Bence moda ve galiba geçmek üzere. Bir kere aralar verseniz de sürekli almanız gerekiyor. Bu insanda bıkkınlığa yol açabiliyor. Piyasada o kadar çok çeşit kolajen var ki hangisi etkili, hangisi değil bilmek gerekir. Etkin dozları tespit edip ona göre kullanmak gerekiyor.
Kolajenin iddia edilen etkileri göstermesi mümkün mü?
Kullananların bir kısmı çok memnun bir kısmı ise mutsuz. Yani göreceli bir etkinlik var, beklentiye göre, ürüne, hasta yaşına göre vs. değişiyor. Bilimsel çalışmalar benim görebildiğim kadarıyla ürün destekli olduğundan sanki biraz yanlı gibi. Hepsi ‘çok etkili’ diyor.
Cilt sağlığı ve bakımı için hangi ürünleri önerirsiniz?
Benim herkese önerdiğim öncelikle yaz kış güneş koruyucusu kullanmaları. Yazın daha çok dikkat edilmeli. Mutlaka nemlendirici de öneriyorum. Cilt temizleyici, makyaj çıkarıcı da önemli. Cilt tipine uygun ürünler seçilmeli.

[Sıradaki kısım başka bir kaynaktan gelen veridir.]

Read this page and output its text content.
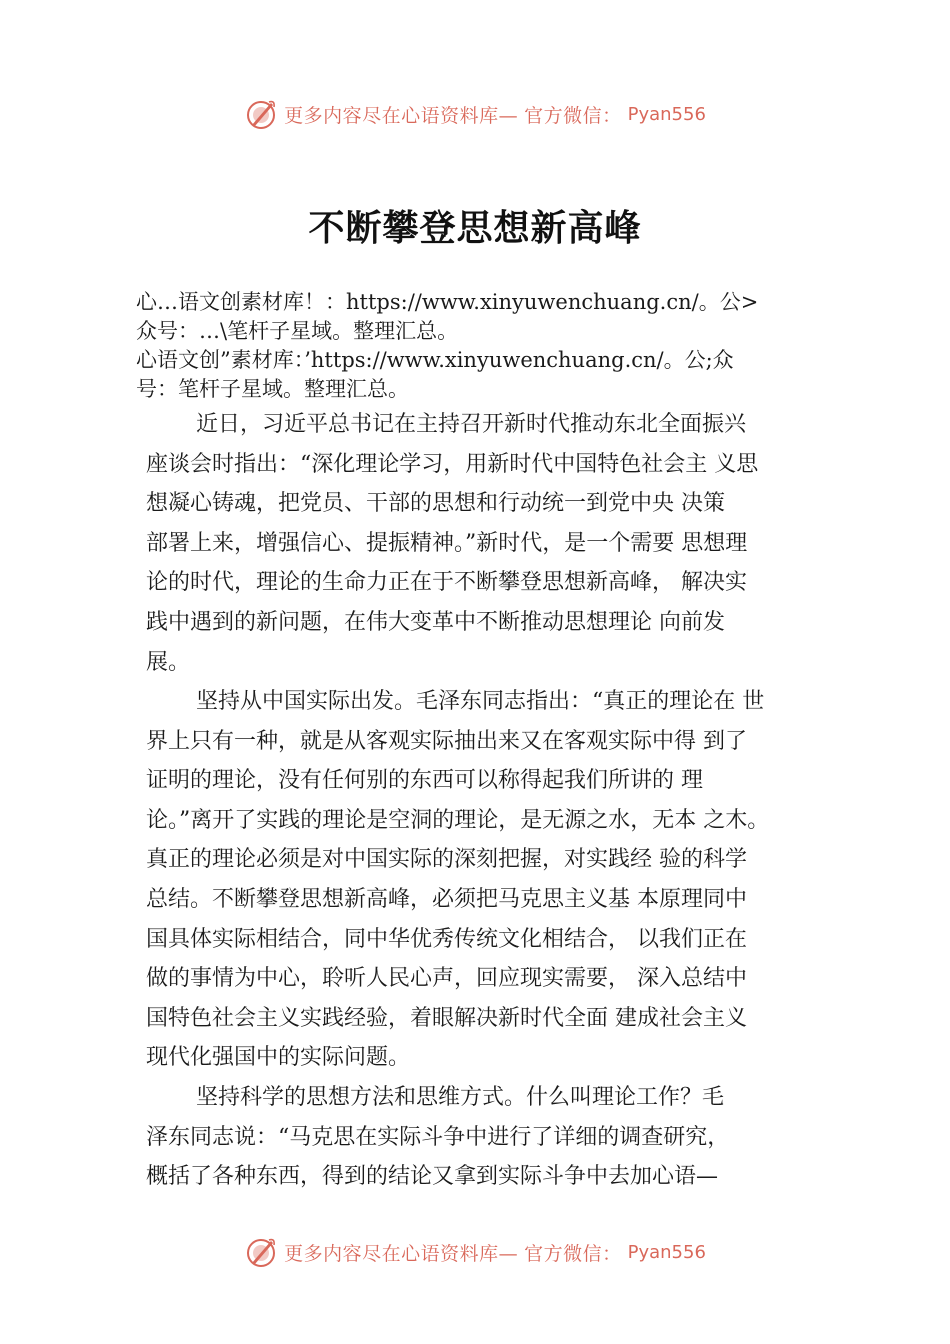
更多内容尽在心语资料库— 官方微信： Pyan556
不断攀登思想新高峰
心…语文创素材库！：https://www.xinyuwenchuang.cn/。公>
众号：…\笔杆子星域。整理汇总。
心语文创”素材库：’https://www.xinyuwenchuang.cn/。公;众
号：笔杆子星域。整理汇总。
近日，习近平总书记在主持召开新时代推动东北全面振兴
座谈会时指出：“深化理论学习，用新时代中国特色社会主 义思
想凝心铸魂，把党员、干部的思想和行动统一到党中央 决策
部署上来，增强信心、提振精神。”新时代，是一个需要 思想理
论的时代，理论的生命力正在于不断攀登思想新高峰， 解决实
践中遇到的新问题，在伟大变革中不断推动思想理论 向前发
展。
坚持从中国实际出发。毛泽东同志指出：“真正的理论在 世
界上只有一种，就是从客观实际抽出来又在客观实际中得 到了
证明的理论，没有任何别的东西可以称得起我们所讲的 理
论。”离开了实践的理论是空洞的理论，是无源之水，无本 之木。
真正的理论必须是对中国实际的深刻把握，对实践经 验的科学
总结。不断攀登思想新高峰，必须把马克思主义基 本原理同中
国具体实际相结合，同中华优秀传统文化相结合， 以我们正在
做的事情为中心，聆听人民心声，回应现实需要， 深入总结中
国特色社会主义实践经验，着眼解决新时代全面 建成社会主义
现代化强国中的实际问题。
坚持科学的思想方法和思维方式。什么叫理论工作？毛
泽东同志说：“马克思在实际斗争中进行了详细的调查研究，
概括了各种东西，得到的结论又拿到实际斗争中去加心语—
更多内容尽在心语资料库— 官方微信： Pyan556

40-45’li yaşlardan sonra güneşe koruyucu ve nemlendiricinin üzerine C vitamini içeren serumlar öneriyorum. Antioksidan özelliğinden dolayı güneşin, sigaranın, kötü beslenmenin, düzensiz uykunun, ortamın kötü koşullarının cilt üzerindeki etkisini düzeltiyor. Ayrıca parlatıcı, nemlendirici, canlandırıcı özelliği de var.
55-60’lı yaşlarda bunlara ek olarak, retinoik asit (A vitamini) içeren kremleri öneririm. Bu da cildin yenilenmesini hızlandırıyor. Haftada 1-2 ya da gün aşırı, gece kullanılabilir. Cildin canlılığı, parlaklığını sağlar.
Cilt tipine uygun ürünlerin tercih edilmesi önemli. Bir uzman hekim değerlendirip ona göre önerilerde bulunabilir.